I kept Blue Dick at a steady lope, and two or three hours later I caught sight of the wagons. Blue Dick had had a hard day, and I rubbed her dry and saw her roll before I did anything else. Then after being chaffed for bringing back so little meat, I told the whole story to Charlie and Reece, but it was Bent who found the probable explanation of my escape.

"I ought to have warned you," he said, "but you did just right. It was lucky for you you hit the first time when the Indian was lying down."

"I don't think I did," I said, "I saw the Indian quite plainly afterwards. He was all right."

"Yes," said Bent, "but if you had missed the whole lot he'd have been on top of that pony, coming for you mighty quick. You hit the pony, I reckon, and so the Indian lay tight." (It struck me that I had seen eight Indians at first.) "Still, if you ain't able," continued Bent, "to hit an Indian and his pony at a thousand yards, you surely have no business to go away from the trail by yourself. If they had known you were such a bad shot they'd a' got you sure. But never ride away from them if they show themselves, else they'll put you in a tight place mighty quick."
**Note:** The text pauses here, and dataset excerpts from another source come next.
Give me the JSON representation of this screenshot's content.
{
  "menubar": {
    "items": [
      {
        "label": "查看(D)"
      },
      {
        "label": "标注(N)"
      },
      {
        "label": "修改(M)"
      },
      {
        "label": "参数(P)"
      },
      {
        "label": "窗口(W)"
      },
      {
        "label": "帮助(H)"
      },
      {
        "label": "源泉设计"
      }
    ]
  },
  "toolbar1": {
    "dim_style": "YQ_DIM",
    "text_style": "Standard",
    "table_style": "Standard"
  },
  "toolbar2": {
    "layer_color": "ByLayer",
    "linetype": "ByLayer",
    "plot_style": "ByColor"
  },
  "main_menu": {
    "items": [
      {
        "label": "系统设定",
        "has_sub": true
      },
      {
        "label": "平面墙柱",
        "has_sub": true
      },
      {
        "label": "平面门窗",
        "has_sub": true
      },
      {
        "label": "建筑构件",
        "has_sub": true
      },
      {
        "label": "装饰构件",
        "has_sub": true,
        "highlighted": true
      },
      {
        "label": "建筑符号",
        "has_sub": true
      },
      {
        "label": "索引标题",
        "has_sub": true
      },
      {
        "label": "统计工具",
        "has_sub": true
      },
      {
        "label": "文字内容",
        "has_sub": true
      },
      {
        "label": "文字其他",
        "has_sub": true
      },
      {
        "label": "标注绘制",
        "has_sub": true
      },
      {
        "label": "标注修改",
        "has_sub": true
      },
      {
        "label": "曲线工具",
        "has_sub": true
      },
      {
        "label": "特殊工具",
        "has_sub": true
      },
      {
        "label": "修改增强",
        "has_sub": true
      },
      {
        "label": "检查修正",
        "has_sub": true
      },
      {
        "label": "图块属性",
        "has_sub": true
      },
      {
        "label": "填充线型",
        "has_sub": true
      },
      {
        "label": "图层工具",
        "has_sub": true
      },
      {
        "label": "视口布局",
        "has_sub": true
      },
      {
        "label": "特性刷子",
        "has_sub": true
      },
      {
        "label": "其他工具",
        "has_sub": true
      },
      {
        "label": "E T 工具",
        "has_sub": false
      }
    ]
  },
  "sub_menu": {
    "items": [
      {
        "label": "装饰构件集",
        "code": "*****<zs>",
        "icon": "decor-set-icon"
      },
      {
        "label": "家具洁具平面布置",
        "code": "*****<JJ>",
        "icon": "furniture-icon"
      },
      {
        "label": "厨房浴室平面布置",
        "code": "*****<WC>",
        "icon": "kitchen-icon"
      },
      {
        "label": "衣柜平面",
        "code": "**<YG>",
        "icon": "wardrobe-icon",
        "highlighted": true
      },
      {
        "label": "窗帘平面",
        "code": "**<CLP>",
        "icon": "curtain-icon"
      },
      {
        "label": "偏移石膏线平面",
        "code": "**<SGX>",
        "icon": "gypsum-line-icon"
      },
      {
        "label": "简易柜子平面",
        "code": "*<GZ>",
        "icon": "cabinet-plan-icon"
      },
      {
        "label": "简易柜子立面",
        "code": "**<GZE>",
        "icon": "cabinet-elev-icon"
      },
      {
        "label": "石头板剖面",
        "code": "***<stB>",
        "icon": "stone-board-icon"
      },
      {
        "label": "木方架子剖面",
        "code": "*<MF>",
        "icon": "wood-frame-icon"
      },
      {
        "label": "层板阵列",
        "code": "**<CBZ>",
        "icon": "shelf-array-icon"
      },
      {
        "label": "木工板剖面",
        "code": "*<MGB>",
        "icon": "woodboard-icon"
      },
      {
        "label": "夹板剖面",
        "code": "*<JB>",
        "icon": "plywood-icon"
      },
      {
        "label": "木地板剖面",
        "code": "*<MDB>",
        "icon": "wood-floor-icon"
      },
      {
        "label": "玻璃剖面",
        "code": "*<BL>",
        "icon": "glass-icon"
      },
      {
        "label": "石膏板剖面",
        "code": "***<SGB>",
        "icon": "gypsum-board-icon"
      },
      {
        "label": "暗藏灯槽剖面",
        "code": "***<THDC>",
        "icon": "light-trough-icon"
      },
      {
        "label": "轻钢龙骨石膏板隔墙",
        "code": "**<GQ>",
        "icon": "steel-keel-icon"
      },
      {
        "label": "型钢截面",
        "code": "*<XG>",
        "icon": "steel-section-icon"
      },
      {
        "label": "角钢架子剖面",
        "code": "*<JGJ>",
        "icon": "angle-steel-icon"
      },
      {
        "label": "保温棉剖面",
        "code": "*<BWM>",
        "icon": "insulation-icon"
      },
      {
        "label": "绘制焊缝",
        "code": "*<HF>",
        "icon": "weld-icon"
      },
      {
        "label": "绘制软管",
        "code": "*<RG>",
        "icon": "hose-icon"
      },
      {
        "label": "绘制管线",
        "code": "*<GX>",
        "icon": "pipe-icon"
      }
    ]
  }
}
It gave me a new thrill, for if that Indian had come for me at once I should have had to gallop parallel with the trail for many a mile before I should have been able to swing around clear, if indeed I ever could have done it. I had had a narrower escape than I guessed even then. Six years later, on almost the same ground, some of the same tribe of Indians, by showing themselves here and there on the skyline, drove a small surveying party of seven Americans into a sort of canyon, without any outlet, except the way they had entered it. The Indians blocked that, and then sat around the cliffs and picked the Americans off at their leisure. Their bodies were found, all seven of them, horribly, mutilated, with hundreds of empty cartridges about them. They had fought for a long while in vain, probably had not killed an Indian, whereas if they had held on their way in the first place, the Indians would have kept at a safe distance.

That one day's experience taught me that safety on the prairie was simply a question of shooting, so I began to practice every morning. At first at four hundred yards (guessing the distance) and then at five hundred, at six, at seven and so on. As the weeks passed my shooting improved. I began to judge distances better. I could use my glasses to pick out objects and then shoot them with considerable accuracy. But since I could never improve my eyes, I could never become a really good shot, and so in time lost interest in the practice.

The careless enjoyment of the hunting had left me. I never went after buffalo again without remembering that my shots might bring Indians upon me; that instead of being the hunter, I might become the hunted. Not only that but I would be at a disadvantage, for bad shots as the Indians were, one chance shot was all that was needed to do the business. If Blue Dick had been touched by a chance bullet that day I should have been killed thirty miles away from the boys or the trail. You don't forget escapes of that sort in a hurry and I resolved never to get caught like that again.